Almost three-quarters of retailers said bakery was important to their business, but a large proportion said they did not know how to compete in the bakery market against rivals including the major supermarkets.

The study highlights the value of the category to retailers, with one in 10 shoppers saying wrapped bakery was the main reason they came into stores.

It also found that wrapped bread shoppers spent an average of £7.92 in a shopping trip compared with the typical c-store spend of £6.13.

“Families are important to the wrapped bakery category and are the most likely to spend the most on this category,” stated the study. “However, those that live alone are also prominent in c-stores, so ensure small pack sizes are available.”

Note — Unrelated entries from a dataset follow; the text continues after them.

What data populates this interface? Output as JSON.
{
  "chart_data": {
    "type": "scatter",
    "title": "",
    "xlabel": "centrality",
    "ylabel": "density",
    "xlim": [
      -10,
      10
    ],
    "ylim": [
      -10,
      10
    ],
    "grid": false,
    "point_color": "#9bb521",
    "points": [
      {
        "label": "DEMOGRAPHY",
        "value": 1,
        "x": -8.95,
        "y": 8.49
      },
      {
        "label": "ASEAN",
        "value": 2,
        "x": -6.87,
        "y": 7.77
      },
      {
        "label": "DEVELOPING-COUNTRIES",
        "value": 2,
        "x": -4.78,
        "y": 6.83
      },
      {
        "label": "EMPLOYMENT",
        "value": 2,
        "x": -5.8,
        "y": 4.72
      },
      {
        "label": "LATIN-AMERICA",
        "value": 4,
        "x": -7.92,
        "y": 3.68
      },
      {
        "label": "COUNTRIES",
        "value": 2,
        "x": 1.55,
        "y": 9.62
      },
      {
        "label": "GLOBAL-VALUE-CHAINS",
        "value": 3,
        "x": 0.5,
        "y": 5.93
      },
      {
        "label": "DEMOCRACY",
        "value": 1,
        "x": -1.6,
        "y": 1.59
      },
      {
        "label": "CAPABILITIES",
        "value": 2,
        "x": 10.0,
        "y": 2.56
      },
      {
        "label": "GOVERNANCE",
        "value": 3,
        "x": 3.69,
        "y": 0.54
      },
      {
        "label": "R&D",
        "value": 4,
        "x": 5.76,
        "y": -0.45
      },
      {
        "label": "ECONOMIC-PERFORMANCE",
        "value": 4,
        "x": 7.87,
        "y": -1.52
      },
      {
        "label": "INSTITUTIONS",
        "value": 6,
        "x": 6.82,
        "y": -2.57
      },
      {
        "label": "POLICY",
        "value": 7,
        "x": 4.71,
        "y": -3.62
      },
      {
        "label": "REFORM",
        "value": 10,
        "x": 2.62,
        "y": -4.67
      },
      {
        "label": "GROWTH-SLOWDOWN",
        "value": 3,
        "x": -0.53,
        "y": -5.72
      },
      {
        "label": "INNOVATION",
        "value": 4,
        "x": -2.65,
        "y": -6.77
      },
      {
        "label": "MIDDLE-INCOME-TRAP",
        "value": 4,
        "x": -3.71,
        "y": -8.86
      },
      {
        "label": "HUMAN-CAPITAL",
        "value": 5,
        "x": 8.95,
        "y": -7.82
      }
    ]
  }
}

The report covered areas where retailers needed the most advice and highlighted that it was not just based on brands.

“With some consumers decreasing their white bread consumption, look to provide alternatives within your range to ensure they are switching from white bread to other bread alternatives rather than out of the category altogether,” it said.

Independent retailers told researchers that they saw growth coming from alternative bakery options, but said they received little advice on how to maximise the category.

And retailers suggested concerns about waste prevented them from stocking certain types of product – with more than a third of independent retailers saying they would not stock gluten-free options for this reasons.

“Suppliers need to offer advice on minimising wastage to encourage variety within wrapped bakery ranges,” stated the report.

Other topics covered by the study included consumer trends and opinions, bakery ranging and merchandising, and how to tailor a bakery range.